Before sending a possibly contentious email, try reading it back in a sarcastic tone: if you can do this, then there's a chance the recipient could also interpret it this way, so re-word it.
If re-wording it doesn't help, then make a phone call instead, sending a mail after to confirm if you need a ‘paper trail.’
Something else to avoid in emails is the negative question: ‘Wasn't that report due yesterday?’ ‘Weren't you going to talk to him?’ This kind of structure is often seen as implying criticism.
A survey reported by BusinessWeek online found a 14% increase in volume of email over a three-month period. Many users report having hundreds of emails sitting in their inboxes. This can feel like an anchor holding you down, a paralyzing thing to face every morning.

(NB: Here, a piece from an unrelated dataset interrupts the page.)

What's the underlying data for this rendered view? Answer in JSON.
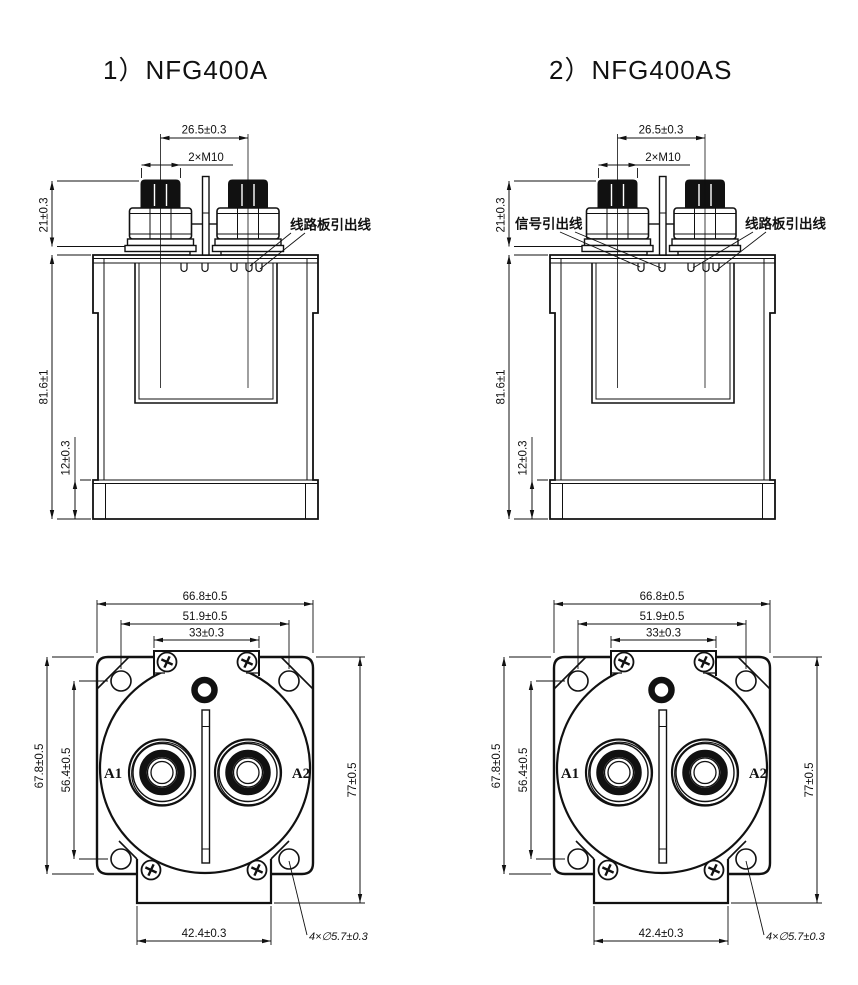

How many emails do you have in your inbox right now? Having asked that, I've just guiltily checked mine, and whittled it down from 19 to 15.
A few months ago, though, it was regularly between 200 and 300 mails. This is because, like too many people, I was using my inbox as a general filing system, and the more mail that was in it, the harder it was to do anything about it.
Another idea I've found useful is – touch it once only! Do something with each email the first time you read it – action and file it, delete it, even just tag it for follow-up.
This saves you from that great time-waster of skimming repeatedly through the same mails before finally getting round to doing something about them.